Même chose pour l’éducation, où le Québec dépenserait davantage que l’Ontario par habitant, alors que j’ai toujours pensé l’inverse.

Vite, des réformes !

Pas si vite, en fait. Pour en avoir le cœur net, j’ai notamment passé un coup de fil aux experts en la matière, de la Chaire en fiscalité et en finances publiques (CFFP) de l’Université de Sherbrooke, dirigée par Luc Godbout.

Rapidement, Luc Godbout et le professionnel de recherche Michaël Robert-Angers, de la CFFP, ont vu la méprise.

En Ontario, une part non négligeable des services de santé sont à la charge des municipalités, ce qui n’est pas le cas au Québec.

Autrement dit, impossible de bien comparer les provinces en ne prenant pas les dépenses de santé du provincial et du municipal combinés, ce que n’a pas fait le BRF ontarien. Ce faisant, le classement change radicalement, toujours grâce aux données de Statistique Canada.

Ainsi, avec l’approche bancale du BRF, le Québec semble dépenser 24 % de plus que l’Ontario pour ses dépenses de santé par habitant. Avec celle de la CFFP, l’écart est réduit à 6 %, avec des dépenses au Québec de 5754 $ par habitant. Le Québec passe du 2e rang des plus dépensiers en santé au Canada au 4e rang et son écart avec la moyenne canadienne est ramené à 2 % plutôt que 12 %. Ça change nettement le portrait.

Même phénomène en éducation : les nouveaux chiffres comparables font passer le Québec à 2498 $ par habitant, nettement sous l’Ontario (13 % d’écart), alors que la comparaison du BRF nous mettait 3 % au-dessus.

Évidemment, il y a beaucoup d’autres éléments qui pourraient être pris en compte. En éducation, les écoles privées du Québec viennent réduire les dépenses de l’État, avec la contribution des parents. Nos services de garde dans les écoles font grossir la facture, cependant. Et il y a aussi nos cégeps, qui s’accompagnent de dépenses imposantes. C’est sans compter les droits de scolarité universitaires bien plus élevés en Ontario qu’au Québec. À cela s’ajoutent d’autres éléments intangibles plus difficiles à mesurer.

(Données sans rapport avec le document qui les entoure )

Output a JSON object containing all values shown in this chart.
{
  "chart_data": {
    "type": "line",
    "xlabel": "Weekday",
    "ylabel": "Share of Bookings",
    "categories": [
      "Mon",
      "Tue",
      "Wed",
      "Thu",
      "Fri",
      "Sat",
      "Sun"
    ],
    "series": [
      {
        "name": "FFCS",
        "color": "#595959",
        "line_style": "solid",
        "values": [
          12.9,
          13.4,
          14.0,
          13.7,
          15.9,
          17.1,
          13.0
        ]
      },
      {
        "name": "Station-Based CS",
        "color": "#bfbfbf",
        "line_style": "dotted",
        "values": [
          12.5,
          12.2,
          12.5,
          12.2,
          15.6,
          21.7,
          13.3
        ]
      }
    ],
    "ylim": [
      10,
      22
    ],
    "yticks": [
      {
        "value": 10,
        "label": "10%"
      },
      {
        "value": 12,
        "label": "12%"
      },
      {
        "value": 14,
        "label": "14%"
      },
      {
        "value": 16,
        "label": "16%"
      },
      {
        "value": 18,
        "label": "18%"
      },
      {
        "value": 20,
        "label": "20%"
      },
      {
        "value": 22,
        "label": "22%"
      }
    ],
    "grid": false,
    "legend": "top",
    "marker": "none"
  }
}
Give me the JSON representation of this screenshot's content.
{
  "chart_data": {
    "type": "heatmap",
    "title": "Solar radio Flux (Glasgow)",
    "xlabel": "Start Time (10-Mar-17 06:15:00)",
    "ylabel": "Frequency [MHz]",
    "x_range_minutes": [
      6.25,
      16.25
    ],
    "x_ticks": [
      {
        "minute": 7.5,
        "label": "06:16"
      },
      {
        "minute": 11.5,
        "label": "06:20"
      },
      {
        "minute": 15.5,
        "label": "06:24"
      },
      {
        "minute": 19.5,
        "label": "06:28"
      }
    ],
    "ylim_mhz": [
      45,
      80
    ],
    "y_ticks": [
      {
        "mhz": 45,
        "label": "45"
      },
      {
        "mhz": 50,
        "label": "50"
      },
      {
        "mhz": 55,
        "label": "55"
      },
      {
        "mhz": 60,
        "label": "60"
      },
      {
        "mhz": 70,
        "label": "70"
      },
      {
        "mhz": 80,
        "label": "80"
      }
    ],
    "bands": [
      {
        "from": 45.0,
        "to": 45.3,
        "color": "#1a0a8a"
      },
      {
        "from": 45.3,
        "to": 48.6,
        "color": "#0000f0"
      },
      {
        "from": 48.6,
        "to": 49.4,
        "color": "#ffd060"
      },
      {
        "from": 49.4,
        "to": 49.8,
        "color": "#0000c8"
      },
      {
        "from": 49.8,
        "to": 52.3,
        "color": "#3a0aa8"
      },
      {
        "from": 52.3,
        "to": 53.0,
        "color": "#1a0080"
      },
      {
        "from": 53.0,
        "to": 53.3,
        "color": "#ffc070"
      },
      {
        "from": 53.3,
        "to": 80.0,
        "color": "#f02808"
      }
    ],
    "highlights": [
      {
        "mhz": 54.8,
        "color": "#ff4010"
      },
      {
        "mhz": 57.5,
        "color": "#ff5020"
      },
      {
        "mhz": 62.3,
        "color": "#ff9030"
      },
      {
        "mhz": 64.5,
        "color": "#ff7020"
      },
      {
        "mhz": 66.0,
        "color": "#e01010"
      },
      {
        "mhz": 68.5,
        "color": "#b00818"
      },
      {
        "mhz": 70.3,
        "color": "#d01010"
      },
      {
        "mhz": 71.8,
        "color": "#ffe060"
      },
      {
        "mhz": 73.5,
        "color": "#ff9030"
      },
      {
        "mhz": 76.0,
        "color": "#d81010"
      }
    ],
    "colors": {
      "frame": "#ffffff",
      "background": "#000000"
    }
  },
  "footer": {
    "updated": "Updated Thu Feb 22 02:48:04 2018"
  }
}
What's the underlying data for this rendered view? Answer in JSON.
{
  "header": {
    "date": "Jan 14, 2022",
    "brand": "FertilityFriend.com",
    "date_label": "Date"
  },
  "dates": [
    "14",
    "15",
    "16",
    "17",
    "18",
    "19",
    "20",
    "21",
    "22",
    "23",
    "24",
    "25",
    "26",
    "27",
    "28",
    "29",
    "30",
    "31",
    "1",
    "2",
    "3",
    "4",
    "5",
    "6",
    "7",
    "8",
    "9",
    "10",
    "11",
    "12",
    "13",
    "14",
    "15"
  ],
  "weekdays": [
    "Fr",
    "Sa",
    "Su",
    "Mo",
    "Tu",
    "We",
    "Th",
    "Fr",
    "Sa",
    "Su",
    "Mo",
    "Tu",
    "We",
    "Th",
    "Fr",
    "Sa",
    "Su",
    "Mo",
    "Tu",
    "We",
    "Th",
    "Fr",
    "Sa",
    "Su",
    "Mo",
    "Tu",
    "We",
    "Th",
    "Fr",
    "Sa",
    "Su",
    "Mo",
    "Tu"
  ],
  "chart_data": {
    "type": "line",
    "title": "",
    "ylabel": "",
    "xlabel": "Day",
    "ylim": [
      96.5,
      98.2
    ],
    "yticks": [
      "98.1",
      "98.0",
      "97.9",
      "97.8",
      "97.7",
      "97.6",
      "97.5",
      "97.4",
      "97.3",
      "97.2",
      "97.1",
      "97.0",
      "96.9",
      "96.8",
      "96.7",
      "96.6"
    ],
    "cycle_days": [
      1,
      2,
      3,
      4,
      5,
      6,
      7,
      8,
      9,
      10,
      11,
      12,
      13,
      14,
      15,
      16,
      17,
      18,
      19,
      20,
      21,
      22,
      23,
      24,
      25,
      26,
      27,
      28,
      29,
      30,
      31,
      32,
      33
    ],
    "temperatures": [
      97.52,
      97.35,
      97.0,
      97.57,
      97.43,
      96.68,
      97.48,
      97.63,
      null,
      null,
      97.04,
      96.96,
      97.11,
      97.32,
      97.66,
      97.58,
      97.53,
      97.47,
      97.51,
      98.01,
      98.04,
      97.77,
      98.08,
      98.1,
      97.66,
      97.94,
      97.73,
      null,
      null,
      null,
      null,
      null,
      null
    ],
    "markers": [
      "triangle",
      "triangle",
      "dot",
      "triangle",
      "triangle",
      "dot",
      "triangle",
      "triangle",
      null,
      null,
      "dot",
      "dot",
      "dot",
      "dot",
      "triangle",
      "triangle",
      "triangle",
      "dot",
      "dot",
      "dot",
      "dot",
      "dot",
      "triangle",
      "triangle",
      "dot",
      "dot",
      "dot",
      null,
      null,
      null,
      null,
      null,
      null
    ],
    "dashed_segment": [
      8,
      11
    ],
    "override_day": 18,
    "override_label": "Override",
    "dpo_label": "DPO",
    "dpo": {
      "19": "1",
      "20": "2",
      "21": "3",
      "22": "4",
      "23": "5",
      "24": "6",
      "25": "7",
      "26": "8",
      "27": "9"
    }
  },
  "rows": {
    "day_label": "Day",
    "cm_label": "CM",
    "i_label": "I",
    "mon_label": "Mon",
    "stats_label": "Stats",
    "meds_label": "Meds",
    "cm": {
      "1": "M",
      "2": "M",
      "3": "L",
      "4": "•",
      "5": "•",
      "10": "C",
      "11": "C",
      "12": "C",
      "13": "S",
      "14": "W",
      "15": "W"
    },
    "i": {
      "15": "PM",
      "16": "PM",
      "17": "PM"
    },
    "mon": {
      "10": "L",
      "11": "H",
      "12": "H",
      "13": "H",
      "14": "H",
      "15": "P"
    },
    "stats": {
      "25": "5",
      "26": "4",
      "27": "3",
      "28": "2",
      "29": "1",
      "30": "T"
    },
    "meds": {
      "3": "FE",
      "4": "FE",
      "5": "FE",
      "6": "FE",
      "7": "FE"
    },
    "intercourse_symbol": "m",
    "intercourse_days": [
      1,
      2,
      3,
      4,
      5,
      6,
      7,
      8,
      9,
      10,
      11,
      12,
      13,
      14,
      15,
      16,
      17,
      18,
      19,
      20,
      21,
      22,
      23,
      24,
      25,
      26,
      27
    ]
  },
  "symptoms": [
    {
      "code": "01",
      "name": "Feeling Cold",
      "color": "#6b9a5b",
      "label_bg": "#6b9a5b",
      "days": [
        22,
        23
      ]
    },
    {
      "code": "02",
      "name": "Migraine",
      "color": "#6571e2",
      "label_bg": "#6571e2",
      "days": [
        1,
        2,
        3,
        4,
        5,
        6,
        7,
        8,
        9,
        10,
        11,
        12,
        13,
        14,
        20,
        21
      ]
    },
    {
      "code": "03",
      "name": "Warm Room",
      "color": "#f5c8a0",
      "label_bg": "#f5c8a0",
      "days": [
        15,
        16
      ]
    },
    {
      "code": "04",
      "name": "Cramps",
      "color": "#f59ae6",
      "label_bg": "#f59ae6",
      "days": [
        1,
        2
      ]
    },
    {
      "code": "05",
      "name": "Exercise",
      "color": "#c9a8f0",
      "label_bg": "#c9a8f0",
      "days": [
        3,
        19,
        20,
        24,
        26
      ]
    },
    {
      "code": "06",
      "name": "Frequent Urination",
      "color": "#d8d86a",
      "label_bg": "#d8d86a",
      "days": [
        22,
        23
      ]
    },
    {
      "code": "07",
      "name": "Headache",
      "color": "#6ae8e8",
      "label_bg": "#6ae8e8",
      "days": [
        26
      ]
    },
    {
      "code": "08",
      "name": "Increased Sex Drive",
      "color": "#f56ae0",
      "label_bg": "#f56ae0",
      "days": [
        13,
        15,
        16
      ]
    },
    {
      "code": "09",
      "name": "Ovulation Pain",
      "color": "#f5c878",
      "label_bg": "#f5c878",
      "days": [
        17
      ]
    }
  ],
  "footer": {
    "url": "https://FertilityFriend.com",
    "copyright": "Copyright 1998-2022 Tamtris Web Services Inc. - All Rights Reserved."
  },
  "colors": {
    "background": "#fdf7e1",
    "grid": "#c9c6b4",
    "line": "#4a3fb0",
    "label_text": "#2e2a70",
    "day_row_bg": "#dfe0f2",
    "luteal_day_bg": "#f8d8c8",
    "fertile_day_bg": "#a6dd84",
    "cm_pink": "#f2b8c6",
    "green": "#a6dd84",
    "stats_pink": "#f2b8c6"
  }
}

Bref, comparer n’est pas simple, mais la comparaison de la CFFP apparaît bien plus réaliste que celle du BRF. Qu’il me suffise d’ajouter que selon le BRF, la charge d’intérêts du gouvernement de l’Ontario serait de 834 $ par habitant, deux fois moindre qu’au Québec (1702 $), alors que selon les données des deux gouvernements, le Québec a maintenant une dette nette moindre que l’Ontario (23 200 $ par habitant contre 26 800 $). Cherchez l’erreur.

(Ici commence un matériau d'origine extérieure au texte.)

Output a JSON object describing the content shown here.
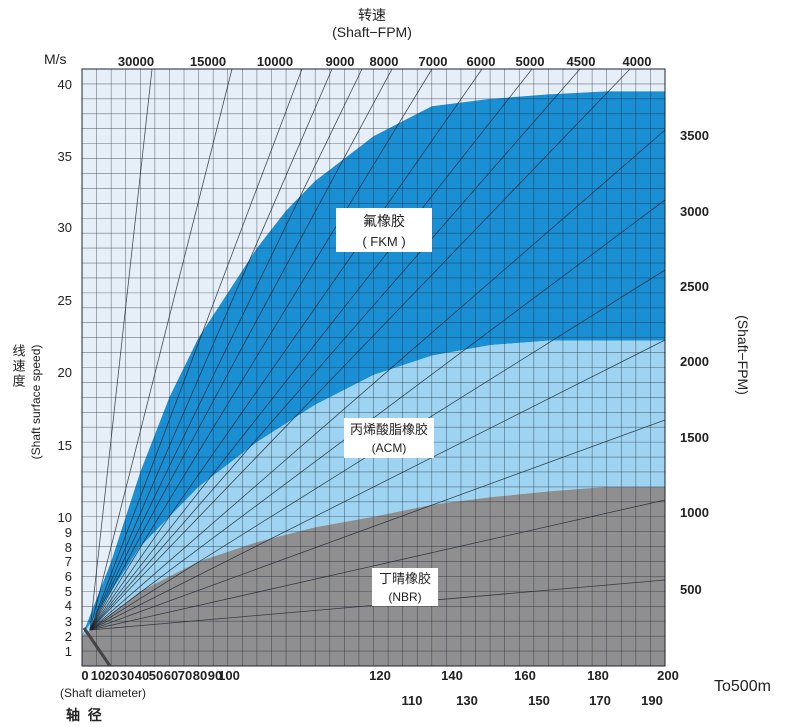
{
  "chart_data": {
    "type": "area",
    "title": "转速",
    "subtitle": "(Shaft−FPM)",
    "y_unit": "M/s",
    "ylabel": "线速度",
    "ylabel_en": "(Shaft surface speed)",
    "right_axis_label": "(Shaft−FPM)",
    "xlabel_en": "(Shaft diameter)",
    "xlabel": "轴  径",
    "x_extra_label": "To500m",
    "xlim": [
      0,
      200
    ],
    "ylim": [
      0,
      40
    ],
    "grid": true,
    "x_ticks": [
      "0",
      "10",
      "20",
      "30",
      "40",
      "50",
      "60",
      "70",
      "80",
      "90",
      "100",
      "120",
      "140",
      "160",
      "180",
      "200"
    ],
    "x_ticks_secondary": [
      "110",
      "130",
      "150",
      "170",
      "190"
    ],
    "y_ticks": [
      "1",
      "2",
      "3",
      "4",
      "5",
      "6",
      "7",
      "8",
      "9",
      "10",
      "15",
      "20",
      "25",
      "30",
      "35",
      "40"
    ],
    "rpm_labels": [
      "30000",
      "15000",
      "10000",
      "9000",
      "8000",
      "7000",
      "6000",
      "5000",
      "4500",
      "4000"
    ],
    "fpm_ticks": [
      "500",
      "1000",
      "1500",
      "2000",
      "2500",
      "3000",
      "3500"
    ],
    "series": [
      {
        "name": "氟橡胶",
        "name_en": "( FKM )",
        "color": "#1a8fd4",
        "upper": [
          [
            0,
            2
          ],
          [
            10,
            7
          ],
          [
            20,
            13
          ],
          [
            30,
            18
          ],
          [
            40,
            22
          ],
          [
            50,
            25
          ],
          [
            60,
            28
          ],
          [
            70,
            30.5
          ],
          [
            80,
            32.5
          ],
          [
            90,
            34
          ],
          [
            100,
            35.5
          ],
          [
            120,
            37.5
          ],
          [
            140,
            38
          ],
          [
            160,
            38.3
          ],
          [
            180,
            38.5
          ],
          [
            200,
            38.5
          ]
        ],
        "lower": [
          [
            0,
            2
          ],
          [
            20,
            8
          ],
          [
            40,
            12
          ],
          [
            60,
            15
          ],
          [
            80,
            17.5
          ],
          [
            100,
            19.5
          ],
          [
            120,
            20.8
          ],
          [
            140,
            21.5
          ],
          [
            160,
            21.8
          ],
          [
            180,
            21.8
          ],
          [
            200,
            21.8
          ]
        ]
      },
      {
        "name": "丙烯酸脂橡胶",
        "name_en": "(ACM)",
        "color": "#9ed4f1",
        "upper": [
          [
            0,
            2
          ],
          [
            20,
            8
          ],
          [
            40,
            12
          ],
          [
            60,
            15
          ],
          [
            80,
            17.5
          ],
          [
            100,
            19.5
          ],
          [
            120,
            20.8
          ],
          [
            140,
            21.5
          ],
          [
            160,
            21.8
          ],
          [
            180,
            21.8
          ],
          [
            200,
            21.8
          ]
        ],
        "lower": [
          [
            0,
            2
          ],
          [
            20,
            5
          ],
          [
            40,
            7
          ],
          [
            60,
            8.3
          ],
          [
            80,
            9.3
          ],
          [
            100,
            10
          ],
          [
            120,
            10.8
          ],
          [
            140,
            11.3
          ],
          [
            160,
            11.7
          ],
          [
            180,
            12
          ],
          [
            200,
            12
          ]
        ]
      },
      {
        "name": "丁晴橡胶",
        "name_en": "(NBR)",
        "color": "#8f8f8f",
        "upper": [
          [
            0,
            2
          ],
          [
            20,
            5
          ],
          [
            40,
            7
          ],
          [
            60,
            8.3
          ],
          [
            80,
            9.3
          ],
          [
            100,
            10
          ],
          [
            120,
            10.8
          ],
          [
            140,
            11.3
          ],
          [
            160,
            11.7
          ],
          [
            180,
            12
          ],
          [
            200,
            12
          ]
        ],
        "lower": [
          [
            0,
            0
          ],
          [
            200,
            0
          ]
        ]
      }
    ]
  }
}
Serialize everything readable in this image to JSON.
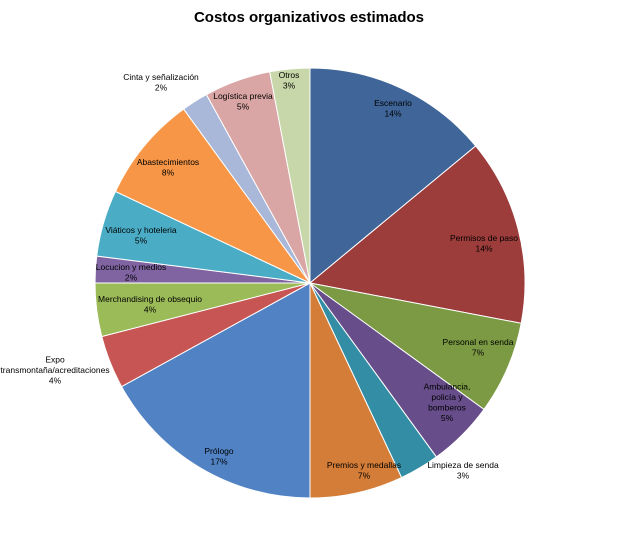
{
  "chart_data": {
    "type": "pie",
    "title": "Costos organizativos estimados",
    "slices": [
      {
        "label": [
          "Escenario"
        ],
        "pct": "14%",
        "value": 14,
        "color": "#3f6599"
      },
      {
        "label": [
          "Permisos de paso"
        ],
        "pct": "14%",
        "value": 14,
        "color": "#9c3c3b"
      },
      {
        "label": [
          "Personal en senda"
        ],
        "pct": "7%",
        "value": 7,
        "color": "#7b9a43"
      },
      {
        "label": [
          "Ambulancia,",
          "policía y",
          "bomberos"
        ],
        "pct": "5%",
        "value": 5,
        "color": "#674d8a"
      },
      {
        "label": [
          "Limpieza de senda"
        ],
        "pct": "3%",
        "value": 3,
        "color": "#338ea5"
      },
      {
        "label": [
          "Premios y medallas"
        ],
        "pct": "7%",
        "value": 7,
        "color": "#d37d38"
      },
      {
        "label": [
          "Prólogo"
        ],
        "pct": "17%",
        "value": 17,
        "color": "#5082c4"
      },
      {
        "label": [
          "Expo",
          "transmontaña/acreditaciones"
        ],
        "pct": "4%",
        "value": 4,
        "color": "#c65553"
      },
      {
        "label": [
          "Merchandising de obsequio"
        ],
        "pct": "4%",
        "value": 4,
        "color": "#9bbb59"
      },
      {
        "label": [
          "Locucion y medios"
        ],
        "pct": "2%",
        "value": 2,
        "color": "#8064a2"
      },
      {
        "label": [
          "Viáticos y hoteleria"
        ],
        "pct": "5%",
        "value": 5,
        "color": "#4bacc6"
      },
      {
        "label": [
          "Abastecimientos"
        ],
        "pct": "8%",
        "value": 8,
        "color": "#f79646"
      },
      {
        "label": [
          "Cinta y señalización"
        ],
        "pct": "2%",
        "value": 2,
        "color": "#a9b8d9"
      },
      {
        "label": [
          "Logística previa"
        ],
        "pct": "5%",
        "value": 5,
        "color": "#d9a6a5"
      },
      {
        "label": [
          "Otros"
        ],
        "pct": "3%",
        "value": 3,
        "color": "#c7d7a9"
      }
    ]
  }
}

Cela dit, selon les chiffres de la CFFP de l’Université de Sherbrooke, le Québec a tout de même des dépenses de santé plus élevée qu’en Ontario, au bout du compte (5764 $ contre 5419 $). Et il faut y voir.

Différentes raisons pourraient expliquer l’écart, sans que je puisse le mesurer précisément. Le Québec a un régime d’assurance médicaments, pas l’Ontario. Notre population est plus vieillissante et elle coûte donc plus cher en soins de santé. Et il y a la rémunération des médecins québécois, devenue plus juteuse avec les années (mais qui sera stable au cours des prochaines années, selon les ententes).

L’objectif n’est pas d’affirmer que nous dépensons moins ou mieux, loin de là. Au contraire, compte tenu de notre richesse collective moindre, mesurée par le PIB, nos dépenses de santé sont plus lourdes (11 % du PIB en 2020 contre 9,2 % en Ontario, selon la CFFP). La solution ne passe donc pas par une nouvelle injection de fonds.

Il reste que les écarts ne sont pas ceux que nous présente le BRF ontarien, loin de là. Et que le constat du BRF n’aide ni le Québec ni l’Ontario ni les autres provinces.

J’ai joint le directeur du BRF, Peter Weltman. Il reconnaît que les dépenses de santé des administrations locales ont été exclues de l’analyse et indique que son mandat était de comparer les dépenses exclusivement provinciales, proches des chiffres des comptes publics.

Il m’explique qu’aucun journaliste n’avait posé des questions aussi pointues. Il admet que le BRF a choisi une certaine approche et indique qu’il tiendra compte de mes suggestions lors de la prochaine analyse comparative.